The study results included the following:

  1. Unclassifiable ILD is a common problem in the diagnosis and classification of ILD, with about 10 per cent of patients receiving a diagnosis of unclassifiable ILD after a multi-disciplinary discussion.
  2. A diagnosis of unclassifiable ILD was associated with worse survival when compared to patients with a specific ILD diagnosis. Those with unclassifiable ILD had similar survival to other fibrotic ILDs, such as idiopathic pulmonary fibrosis (IPF).
  3. Clinical characteristics and presence of a confident radiological pattern (from high resolution CT scans) are key features when establishing a confident clinical-radiological diagnosis of ILD, even when controlling for other factors.
  4. Lack of a confident imaging pattern was a major factor when the two leading diagnostic considerations were between IPF and fHP (fibrotic hypersensitivity pneumonitis) or when there were more than two leading differential diagnoses considered.

“While we suspected these findings based upon anecdotal clinical experience,” says Dr. Minuk, “the magnitude was more than anticipated. We found that the likelihood of arriving at a diagnosis of unclassifiable ILD is almost five times higher when there was no confident radiological pattern. This tells us that we continue to rely heavily on CT imaging patterns when making an ILD diagnosis.”

It poses a problem when there are unusual radiological characteristics, according to Dr. Minuk. This highlights the need for new advanced diagnostics other than CT scans, and a better understanding of who might benefit from specific therapies regardless of ILD categorization.

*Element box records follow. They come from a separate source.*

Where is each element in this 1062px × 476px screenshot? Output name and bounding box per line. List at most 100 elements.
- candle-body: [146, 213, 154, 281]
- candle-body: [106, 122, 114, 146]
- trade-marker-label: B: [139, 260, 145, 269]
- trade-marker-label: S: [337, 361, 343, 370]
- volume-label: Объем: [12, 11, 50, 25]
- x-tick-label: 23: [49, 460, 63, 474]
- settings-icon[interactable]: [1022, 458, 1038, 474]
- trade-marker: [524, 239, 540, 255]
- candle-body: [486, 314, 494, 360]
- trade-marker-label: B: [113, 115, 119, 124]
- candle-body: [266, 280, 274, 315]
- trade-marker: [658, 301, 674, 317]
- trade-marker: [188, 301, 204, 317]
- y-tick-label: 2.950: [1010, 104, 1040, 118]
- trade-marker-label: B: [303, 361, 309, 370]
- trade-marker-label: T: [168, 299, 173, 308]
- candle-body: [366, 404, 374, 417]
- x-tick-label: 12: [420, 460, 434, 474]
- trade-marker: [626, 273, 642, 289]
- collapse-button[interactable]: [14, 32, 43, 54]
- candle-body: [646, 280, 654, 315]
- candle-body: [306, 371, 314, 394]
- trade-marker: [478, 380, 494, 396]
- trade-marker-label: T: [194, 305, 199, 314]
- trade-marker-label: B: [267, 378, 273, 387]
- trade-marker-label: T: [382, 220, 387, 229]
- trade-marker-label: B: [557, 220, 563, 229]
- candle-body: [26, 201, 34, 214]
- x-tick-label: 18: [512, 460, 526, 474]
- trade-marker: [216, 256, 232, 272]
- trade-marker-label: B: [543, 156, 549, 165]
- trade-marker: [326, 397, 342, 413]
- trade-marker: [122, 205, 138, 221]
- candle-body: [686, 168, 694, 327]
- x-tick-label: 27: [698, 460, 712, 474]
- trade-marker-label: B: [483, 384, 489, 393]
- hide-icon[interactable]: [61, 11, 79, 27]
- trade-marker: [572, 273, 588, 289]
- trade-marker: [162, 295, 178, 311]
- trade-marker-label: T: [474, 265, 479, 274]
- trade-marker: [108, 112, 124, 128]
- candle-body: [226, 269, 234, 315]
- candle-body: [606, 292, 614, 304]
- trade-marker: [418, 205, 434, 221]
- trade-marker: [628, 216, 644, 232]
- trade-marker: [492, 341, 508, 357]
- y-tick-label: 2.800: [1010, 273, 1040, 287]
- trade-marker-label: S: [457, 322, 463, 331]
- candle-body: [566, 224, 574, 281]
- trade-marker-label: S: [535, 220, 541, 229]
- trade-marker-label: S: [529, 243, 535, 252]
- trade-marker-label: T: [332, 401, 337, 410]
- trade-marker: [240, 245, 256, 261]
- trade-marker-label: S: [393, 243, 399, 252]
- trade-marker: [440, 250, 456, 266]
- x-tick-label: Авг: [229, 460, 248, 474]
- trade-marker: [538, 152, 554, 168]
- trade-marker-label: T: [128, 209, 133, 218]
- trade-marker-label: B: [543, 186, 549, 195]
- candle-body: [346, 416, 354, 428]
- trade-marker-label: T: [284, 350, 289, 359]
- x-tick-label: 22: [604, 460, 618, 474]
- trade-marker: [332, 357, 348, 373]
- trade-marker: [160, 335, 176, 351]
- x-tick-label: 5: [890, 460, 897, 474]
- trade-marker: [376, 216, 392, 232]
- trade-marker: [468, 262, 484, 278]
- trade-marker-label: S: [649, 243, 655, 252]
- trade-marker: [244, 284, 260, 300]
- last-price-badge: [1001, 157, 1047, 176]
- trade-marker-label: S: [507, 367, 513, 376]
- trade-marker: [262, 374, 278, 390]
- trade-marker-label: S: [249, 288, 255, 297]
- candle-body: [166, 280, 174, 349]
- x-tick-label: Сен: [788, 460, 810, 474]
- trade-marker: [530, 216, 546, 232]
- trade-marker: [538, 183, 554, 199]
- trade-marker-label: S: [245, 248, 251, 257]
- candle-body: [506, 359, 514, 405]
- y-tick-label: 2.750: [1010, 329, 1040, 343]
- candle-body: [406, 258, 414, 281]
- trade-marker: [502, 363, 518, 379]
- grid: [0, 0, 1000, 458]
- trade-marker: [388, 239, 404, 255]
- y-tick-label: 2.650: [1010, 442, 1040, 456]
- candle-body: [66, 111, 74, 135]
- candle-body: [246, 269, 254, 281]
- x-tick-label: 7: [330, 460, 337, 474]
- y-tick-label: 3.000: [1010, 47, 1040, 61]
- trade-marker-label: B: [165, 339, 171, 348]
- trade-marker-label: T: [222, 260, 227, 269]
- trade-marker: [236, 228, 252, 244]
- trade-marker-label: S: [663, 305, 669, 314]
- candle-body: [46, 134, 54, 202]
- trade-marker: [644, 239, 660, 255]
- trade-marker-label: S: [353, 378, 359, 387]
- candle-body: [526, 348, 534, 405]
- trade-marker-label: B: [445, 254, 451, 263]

What do these results mean for patients, physicians and researchers? For patients with unclassifiable ILD, clinicians may consider beginning anti-fibrotic treatment as early as for they would for those with IPF, since the prognosis is similar. This would be expected to slow disease progression.

For researchers and clinicians, “we may want to look at developing additional diagnostic tools, like biomarkers, and establish local expertise in new imaging techniques, such as endobronchial optical coherence tomography” says Dr. Minuk.  

The study results were displayed in a scientific poster at the American Thoracic Society meeting in May this year. A corresponding paper will be submitted for publication, shortly. (This newsletter will let you know when the study is published and provide readers with a link.)

In addition to her research, Dr. Minuk is almost finished the requirements for a Graduate Diploma in Clinical Epidemiology at McMaster University, which provides a comprehensive overview of the fundamentals of clinical epidemiology.

Now living in Vancouver and taking up a new clinical position this month at Vancouver General Hospital, she’ll also be finishing up the manuscript for her fellowship research, as well as some clinical work at Toronto General Hospital.

We asked Dr. Minuk how the CPFF fellowship had improved her clinical skills. “General respirologists might only see a few pulmonary fibrosis cases out of every 100 patients. This experience gave me increased exposure to ILD patients and the knowledge to help them.”


Like all of our Robert Davidson Fellows, Dr. Minuk agrees that the support and funding of the CPFF fellowship is imperative to developing ILD specialists across the country. “It is an important contributor to making Canada a leader in ILD research and in community outreach, where we can share our expertise with local respirologists.”